Bakan Çelik, "Katar'a ambargo uygulanmaya başladı. Kendilerine ait nüfus 400 bin ama 2,5 milyon civarındaki Katar halkı öncelikli olarak apartmanlar, fabrikalar ve televizyonlar değil, marketlerdeki yiyecek, içeceklerin önem arz ettiği bir tabloyla karşı karşıya kaldılar. Aslında fert başına milli gelir olarak son derece zengin ülkeler arasında yer alan Katar'ın bu zenginliğinin, zora ve dara düştüğü zaman, kapıların kapandığı zaman hiçbir şey ifade etmediğini herkes gördü. Aslında bunlar ibret almamız, ders çıkarmamız gereken olaylardır. Onun için ülkemizdeki tarım ve hayvancılıkla ilgili atılması gereken adımlar noktasında sorumlu bakan ve sektörün tüm paydaşları olarak üzerimize düşenleri firesiz yapmak zorundayız. Doğruları yapmak zorundayız.
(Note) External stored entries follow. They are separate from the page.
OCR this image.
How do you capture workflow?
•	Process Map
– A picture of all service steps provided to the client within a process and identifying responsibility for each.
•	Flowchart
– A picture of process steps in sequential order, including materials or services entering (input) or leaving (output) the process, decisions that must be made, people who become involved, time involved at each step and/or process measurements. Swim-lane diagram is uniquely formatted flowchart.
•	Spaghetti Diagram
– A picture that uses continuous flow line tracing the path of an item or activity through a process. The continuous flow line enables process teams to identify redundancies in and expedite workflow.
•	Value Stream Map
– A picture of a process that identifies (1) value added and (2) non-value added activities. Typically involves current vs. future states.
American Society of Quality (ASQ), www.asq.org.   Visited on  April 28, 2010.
Doğru neyse gelecek nesillere daha güçlü, daha güvenilir gıda arzı konusunda sorun yaşamayan bir ülke teslim etmek zorundayız." dedi.
Bakanlığının temel konulara parmak bastığını ve gereken çalışmaları yürüttüğünü aktaran Çelik, Türkiye'nin kendi milletinin yanı sıra 3 milyonun üzerindeki sığınmacılarla 40 milyona yakın turisti doyurmak zorunda olduğunu söyledi.
- "Çiftçi ne zaman isterse o zaman satacak"
Yirmi birinci yüzyılda toprakların azalması, kimyasal kullanımı ve nüfus artışı nedeniyle açlığın arttığını vurgulayan Çelik, tarımın yarın, bugünden daha kıymetli olacağını, bu nedenle Bakanlık olarak tarımsal sit alanı ilan ettikleri ova sayısının 192'den 300'e çıkarılacağını kaydetti. Su ve gübre kullanımı konusunda bilimsel yolları izleyerek verimliliği artıracaklarını da anlatan Çelik, öte yandan verimliliğin artmasına paralel olarak artan depolama ihtiyacının da TMO tarafından lisanslı depoculuk uygulamasını hayata geçireceğini bildirdi. Çelik, şöyle devam etti:
"Uzun yıllar konuşulup tamamlanamayan lisanslı depoculuk konusu tamamlanıyor. Şu anda 3 milyon ton lisanslı deponun yapımı için kademeli olarak düğmeye basılmış bulunuyor. 1,5 milyon tonu hızlı bir şekilde önümüzdeki yıla yetiştireceğiz. Sonra da 3 milyon ton lisanslı depo. Bu ürün borsasına açılan bir kapı. Lisanslı depoda ürünlerimizi sağlıklı ortamlarda muhafaza edeceğiz. Artık ürünleri kamyonlarla nakil değil, artık ürünleri kağıtların el değiştirdiği, satıldığı ürün borsasına geçiriyoruz. Onunla ilgili düzenlemeler de bitti. Tarım devrim, evrim geçiriyor, ciddi bir dönüşümün arefesinde tarım alanı. Çiftçi ne zaman isterse o zaman satacak... Kağıdını vereceksin, paranı alacaksın. Bu sistem devreye girmiş bulunuyor."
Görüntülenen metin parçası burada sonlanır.